Correction to This Article
A June 2 article by the Religion News Service incorrectly attributed two quotes to U.S. Postal Service spokesman David Partenheimer. The comments were made by Tony Conway, executive director of the Alliance of Nonprofit Mailers.

Postal Costs Hit Church Magazines

By Philip Turner
Religion News Service
Saturday, June 2, 2007

Last month, the cost of mailing a letter rose 2 cents, to 41 cents for first class. That's an increase of more than 5 percent, a cost many Americans chalk up to the price of doing business.

But on July 15, religious-oriented publications will face increases of at least 11 percent, and some as high as 20 percent or more. That's a cost many small magazines say could put them out of business.

"There will be church publications that close, publications that will have to become monthly or quarterly," said Bob Terry, editor and president of the Birmingham-based Alabama Baptist newspaper. "We're nickel and diming already, and now I'm going to have to come up with $100,000 more per year for postal costs."

In short, Terry said, the picture doesn't look good -- a sentiment shared by many at the recent Associated Church Press convention in Orlando, where Terry gave an update on the rate increases.

"If we cut back on our mailings, we're sowing the seeds for our own destruction because we've cut off our communication with congregants," Terry said.

The Postal Regulatory Commission determined in March that small religious publications and other nonprofit organizations that do mass mailings have had it too easy. Although they've paid some of the costs of their mail, the balance has been subsidized.

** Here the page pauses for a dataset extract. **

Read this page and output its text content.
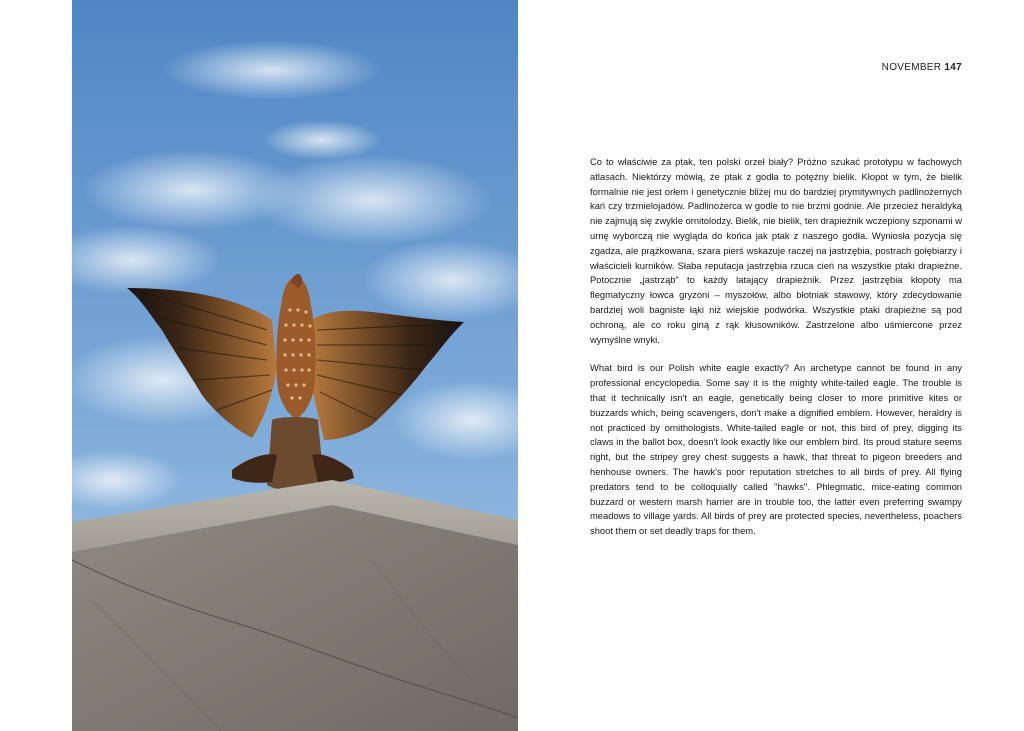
NOVEMBER 147

Co to właściwie za ptak, ten polski orzeł biały? Próżno szukać prototypu w fachowych atlasach. Niektórzy mówią, że ptak z godła to potężny bielik. Kłopot w tym, że bielik formalnie nie jest orłem i genetycznie bliżej mu do bardziej prymitywnych padlinożernych kań czy trzmielojadów. Padlinożerca w godle to nie brzmi godnie. Ale przecież heraldyką nie zajmują się zwykle ornitolodzy. Bielik, nie bielik, ten drapieżnik wczepiony szponami w urnę wyborczą nie wygląda do końca jak ptak z naszego godła. Wyniosła pozycja się zgadza, ale prążkowana, szara pierś wskazuje raczej na jastrzębia, postrach gołębiarzy i właścicieli kurników. Słaba reputacja jastrzębia rzuca cień na wszystkie ptaki drapieżne. Potocznie „jastrząb” to każdy latający drapieżnik. Przez jastrzębia kłopoty ma flegmatyczny łowca gryzoni – myszołów, albo błotniak stawowy, który zdecydowanie bardziej woli bagniste łąki niż wiejskie podwórka. Wszystkie ptaki drapieżne są pod ochroną, ale co roku giną z rąk kłusowników. Zastrzelone albo uśmiercone przez wymyślne wnyki.

What bird is our Polish white eagle exactly? An archetype cannot be found in any professional encyclopedia. Some say it is the mighty white-tailed eagle. The trouble is that it technically isn't an eagle, genetically being closer to more primitive kites or buzzards which, being scavengers, don't make a dignified emblem. However, heraldry is not practiced by ornithologists. White-tailed eagle or not, this bird of prey, digging its claws in the ballot box, doesn't look exactly like our emblem bird. Its proud stature seems right, but the stripey grey chest suggests a hawk, that threat to pigeon breeders and henhouse owners. The hawk's poor reputation stretches to all birds of prey. All flying predators tend to be colloquially called "hawks". Phlegmatic, mice-eating common buzzard or western marsh harrier are in trouble too, the latter even preferring swampy meadows to village yards. All birds of prey are protected species, nevertheless, poachers shoot them or set deadly traps for them.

Postal distribution and other institutional costs have been covered largely by big publications such as Time magazine. Time Inc. executives first raised concerns in 1998 when they realized how high mailing rates were across the board despite their attempts to distribute their mail efficiently.

Major periodicals such as Time, Newsweek and Sports Illustrated have experts and departments devoted to sorting and preparing their mailings efficiently. That allows them to cut their postage costs and take advantage of the discounts available for mass mailers.

Smaller publications, such as the Alabama Baptist, have volunteers who prep their mail. For years, they've been putting the newspapers in mail bags and sending them to post offices for sorting and distribution. Industry officials say that's the most inefficient and costly method of mailing because it requires extra manpower at post offices. Furthermore, many church periodicals are too small in circulation to take advantage of rate discounts for mass mailings.

Jim O'Brien, director of distribution and postal affairs at Time Inc., said major periodicals shouldn't have to front the costs for inefficient mailers, nor can they continue to afford it.

"We as an industry have to do something about our mailing costs, or we're all going to be out of business," O'Brien said. "The difference with the new rate is that everyone is going to have to pay for what they use."

The U.S. Postal Service doesn't want to force anyone out of business, spokesman David Partenheimer said, but small publications "have been getting a sweet deal" for a long time, he said.